Lyon, where the rivers Rhône and Saône meet, is a major metropolis with a thriving cultural scene. At its heart is the Orchestre National de Lyon, which is directed by the American conductor Leonard Slatkin.
An indication of its rude health is that, since 2011 when he took over, audiences at the Lyon concert hall have increased by almost 40pc. Slatkin, who turns 72 in September, will then embark on his final season in charge.
What I didn't know about Lyon was that it had been one of the venues on a concert tour of Europe undertaken by the Irish pianist and composer John Field in the summer of 1833.
He'd already delighted audiences in Brussels, Toulouse and Marseille. In Lyon, he got a triple ovation, the full house uncertain as to which had been better - his music, or the way he played it.
Field's tour then took him on to Geneva. Our next stop was Nice.

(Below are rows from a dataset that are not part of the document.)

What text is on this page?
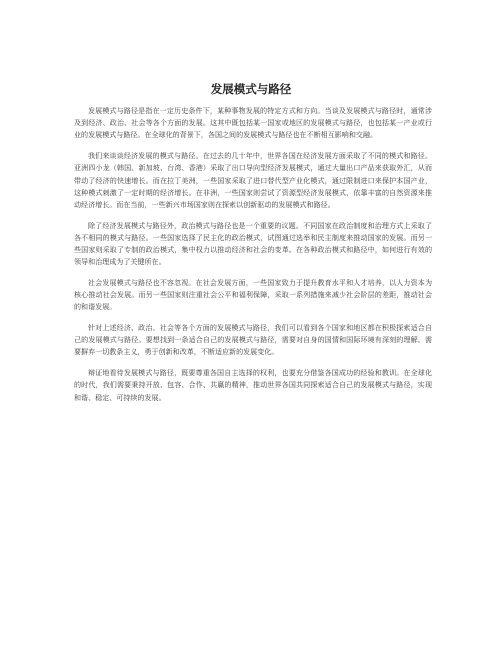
发展模式与路径

发展模式与路径是指在一定历史条件下，某种事物发展的特定方式和方向。当谈及发展模式与路径时，通常涉及到经济、政治、社会等各个方面的发展。这其中既包括某一国家或地区的发展模式与路径，也包括某一产业或行业的发展模式与路径。在全球化的背景下，各国之间的发展模式与路径也在不断相互影响和交融。

我们来谈谈经济发展的模式与路径。在过去的几十年中，世界各国在经济发展方面采取了不同的模式和路径。亚洲四小龙（韩国、新加坡、台湾、香港）采取了出口导向型经济发展模式，通过大量出口产品来获取外汇，从而带动了经济的快速增长。而在拉丁美洲，一些国家采取了进口替代型产业化模式，通过限制进口来保护本国产业，这种模式刺激了一定时期的经济增长。在非洲，一些国家则尝试了资源型经济发展模式，依靠丰富的自然资源来推动经济增长。而在当前，一些新兴市场国家则在探索以创新驱动的发展模式和路径。

除了经济发展模式与路径外，政治模式与路径也是一个重要的议题。不同国家在政治制度和治理方式上采取了各不相同的模式与路径。一些国家选择了民主化的政治模式，试图通过选举和民主制度来推动国家的发展。而另一些国家则采取了专制的政治模式，集中权力以推动经济和社会的变革。在各种政治模式和路径中，如何进行有效的领导和治理成为了关键所在。

社会发展模式与路径也不容忽视。在社会发展方面，一些国家致力于提升教育水平和人才培养，以人力资本为核心推动社会发展。而另一些国家则注重社会公平和福利保障，采取一系列措施来减少社会阶层的差距，推动社会的和谐发展。

针对上述经济、政治、社会等各个方面的发展模式与路径，我们可以看到各个国家和地区都在积极探索适合自己的发展模式与路径。要想找到一条适合自己的发展模式与路径，需要对自身的国情和国际环境有深刻的理解。需要摒弃一切教条主义，勇于创新和改革，不断适应新的发展变化。

辩证地看待发展模式与路径，既要尊重各国自主选择的权利，也要充分借鉴各国成功的经验和教训。在全球化的时代，我们需要秉持开放、包容、合作、共赢的精神，推动世界各国共同探索适合自己的发展模式与路径，实现和谐、稳定、可持续的发展。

There's an area of the city, not far from the main square, the Place Massena, which is called Musiciens.
These streets of Belle Époque apartment houses date from the time when Nice was becoming accessible to the British upper classes, who had the means to escape the English winter and take themselves off to a more agreeable climate on the Med (hence the name of Nice's seafront boulevard, the Promenade des Anglais).
The quartier known as Musiciens is so called for its streets - presumably to give them an up-market air - and were named after prominent composers, some of whom, like Mozart, have no connection with the place at all.

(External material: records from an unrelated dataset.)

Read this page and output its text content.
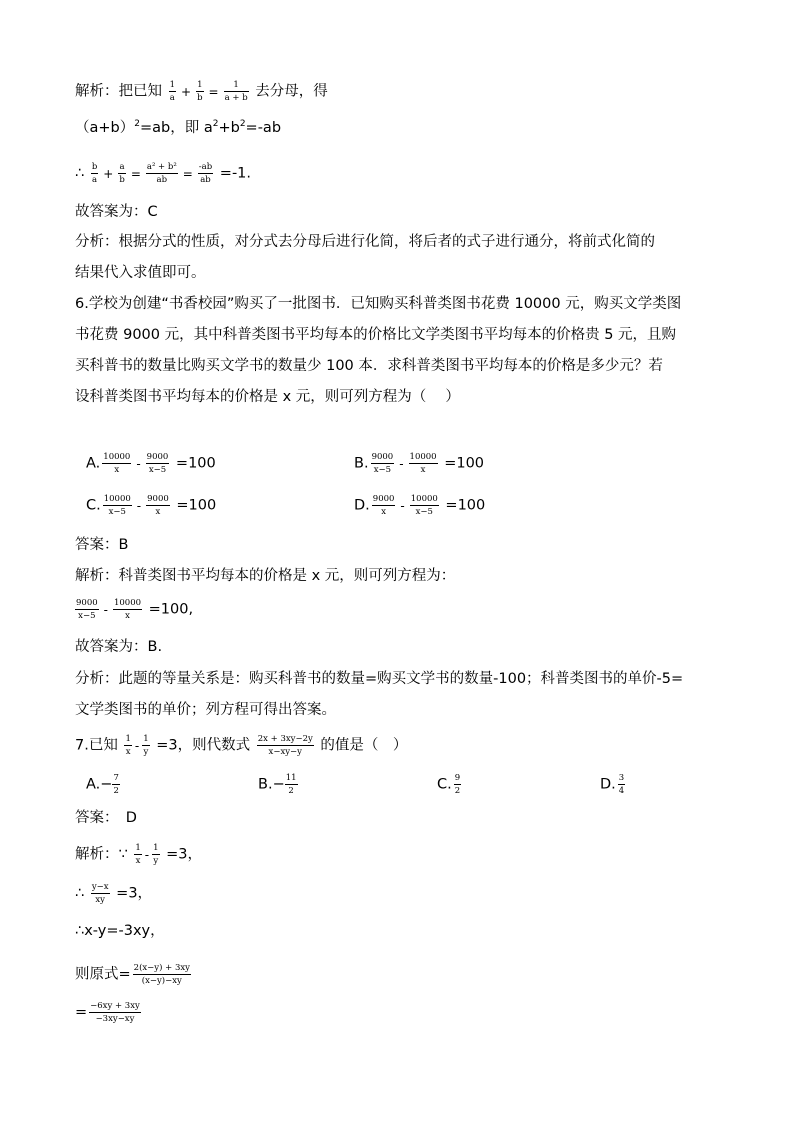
解析：把已知 $\frac{1}{a} + \frac{1}{b} = \frac{1}{a + b}$ 去分母，得
$(a+b)^2=ab$，即 $a^2+b^2=-ab$
∴ $\frac{b}{a} + \frac{a}{b} = \frac{\text{a² + b²}}{ab} = \frac{-ab}{ab} =-1$.
故答案为：C
分析：根据分式的性质，对分式去分母后进行化简，将后者的式子进行通分，将前式化简的
结果代入求值即可。
6.学校为创建“书香校园”购买了一批图书．已知购买科普类图书花费 10000 元，购买文学类图
书花费 9000 元，其中科普类图书平均每本的价格比文学类图书平均每本的价格贵 5 元，且购
买科普书的数量比购买文学书的数量少 100 本．求科普类图书平均每本的价格是多少元？若
设科普类图书平均每本的价格是 x 元，则可列方程为（　 ）
A. $\frac{10000}{x} - \frac{9000}{x-5} =100$	B. $\frac{9000}{x-5} - \frac{10000}{x} =100$
C. $\frac{10000}{x-5} - \frac{9000}{x} =100$	D. $\frac{9000}{x} - \frac{10000}{x-5} =100$
答案：B
解析：科普类图书平均每本的价格是 x 元，则可列方程为：
$\frac{9000}{x-5} - \frac{10000}{x} =100$,
故答案为：B.
分析：此题的等量关系是：购买科普书的数量=购买文学书的数量-100；科普类图书的单价-5=
文学类图书的单价；列方程可得出答案。
7.已知 $\frac{1}{x} - \frac{1}{y} =3$，则代数式 $\frac{2x + 3xy-2y}{x-xy-y}$ 的值是（　）
$A.- \frac{7}{2}$	$B.- \frac{11}{2}$	C. $\frac{9}{2}$	D. $\frac{3}{4}$
答案：　D
解析：∵ $\frac{1}{x} - \frac{1}{y} =3$，
∴ $\frac{y-x}{xy} =3$，
∴x-y=-3xy，
则原式= $\frac{2(x-y) + 3xy}{(x-y)-xy}$
= $\frac{-6xy + 3xy}{-3xy-xy}$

The Rue Rossini runs through Place Mozart. Intersecting it and the Rue Verdi are the Rue Berlioz, the Rue Gounod, and the Avenue Auber.
There's a bust of Berlioz in Nice, marking the fact that he stopped off in the city on the way back from Rome where he'd been studying on a scholarship.
He was heading for Paris to do away with his former fiancée, who'd dumped him while he was away, but he was so charmed by Nice that he gave up on the idea and stayed in the sunshine instead.
There's a Berlioz connection to another composer who visited Nice, though the circumstances were somewhat bizarre.
Nikolai Rimsky-Korsakov had followed family tradition and joined the Russian navy. He was already composing music when he set off on a 30-month tour at sea aboard a military clipper, the Almaz.
Part of his travelling library was the Treatise on Instrumentation by Berlioz, required reading for anybody interested in orchestration as Rimsky-Korsakov was. He was well into the writing of a symphony when he set sail. Nice was one of the ports of call for his ship.
Daniel Auber's connection with the south of France is more with Marseille, where we changed trains en route to Nice. The second act of his opera, La Muette de Portici features a duet - Amour Sacré de la Patrie (Sacred Love of the Homeland) - a line taken from the full version of the revolutionary song that became the national anthem of France - La Marseillaise.
Given the times that were in it - La Muette was first performed in 1828 - it became a touchstone for revolutionary action too.